In a statement, the animal rights group said: "This sounds like a terrible incident and we await the conclusion of the police investigation."

This sounds like a terrible incident and we await the conclusion of the police investigation. As we have no further details about what happened we feel it would be inappropriate to comment further."

– RSPCA

Durham Police firearms officers suspended after allegedly killing a deer with a crowbar

Two Durham Police firearms have been suspended from their usual duties after allegations emerged that they had killed a deer with a crowbar.

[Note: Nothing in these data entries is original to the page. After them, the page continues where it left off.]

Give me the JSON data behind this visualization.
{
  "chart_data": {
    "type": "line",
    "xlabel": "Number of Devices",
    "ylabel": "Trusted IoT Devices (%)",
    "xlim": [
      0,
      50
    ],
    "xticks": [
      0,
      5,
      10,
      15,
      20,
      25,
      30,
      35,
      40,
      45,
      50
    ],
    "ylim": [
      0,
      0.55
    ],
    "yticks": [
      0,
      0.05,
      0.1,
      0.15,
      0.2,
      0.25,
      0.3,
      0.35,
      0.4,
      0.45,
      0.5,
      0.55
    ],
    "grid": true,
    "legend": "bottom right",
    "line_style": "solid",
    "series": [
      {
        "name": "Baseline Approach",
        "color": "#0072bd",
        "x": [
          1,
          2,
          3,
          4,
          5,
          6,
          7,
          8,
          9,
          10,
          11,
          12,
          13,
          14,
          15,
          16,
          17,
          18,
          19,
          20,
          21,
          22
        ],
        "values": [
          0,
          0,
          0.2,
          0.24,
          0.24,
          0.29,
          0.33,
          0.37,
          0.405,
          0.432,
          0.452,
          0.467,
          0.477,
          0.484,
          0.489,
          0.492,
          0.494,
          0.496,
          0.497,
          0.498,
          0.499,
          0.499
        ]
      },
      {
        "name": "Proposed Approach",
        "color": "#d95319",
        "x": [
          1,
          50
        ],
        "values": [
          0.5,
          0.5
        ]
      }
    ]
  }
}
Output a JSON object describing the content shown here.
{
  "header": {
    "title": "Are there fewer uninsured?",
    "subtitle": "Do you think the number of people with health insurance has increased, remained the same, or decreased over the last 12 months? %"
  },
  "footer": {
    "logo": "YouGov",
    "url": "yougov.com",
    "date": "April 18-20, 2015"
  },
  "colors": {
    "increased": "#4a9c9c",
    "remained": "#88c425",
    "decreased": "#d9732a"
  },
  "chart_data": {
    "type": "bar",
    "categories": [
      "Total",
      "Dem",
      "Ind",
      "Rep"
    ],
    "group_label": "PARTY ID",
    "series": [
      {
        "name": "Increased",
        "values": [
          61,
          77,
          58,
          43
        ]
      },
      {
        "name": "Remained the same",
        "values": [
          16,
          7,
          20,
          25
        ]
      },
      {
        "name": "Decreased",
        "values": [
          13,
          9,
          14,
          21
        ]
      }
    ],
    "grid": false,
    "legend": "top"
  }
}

In a statement, the force said: "It has been brought to our attention that the deer was apparently not destroyed in the approved, humane manner."

The incident happened in early June on a road in Tanfield Lea, County Durham.

It is not unusual for firearms officers to be deployed on occasions when a deer, or other large animal is clearly suffering as the result of being struck by a vehicle and the best action would be for the animal to be humanely destroyed.

We can confirm enquiries are being made to establish the circumstances surrounding the destruction of an injured deer on a road in Tanfield Lea in early June. It has been brought to our attention that the deer was apparently not destroyed in the approved, humane manner.

Two authorised firearms officers have been moved to other duties while the facts are being established and they are not currently involved in a firearms capacity. Enquiries are being conducted by the force's professional standards department."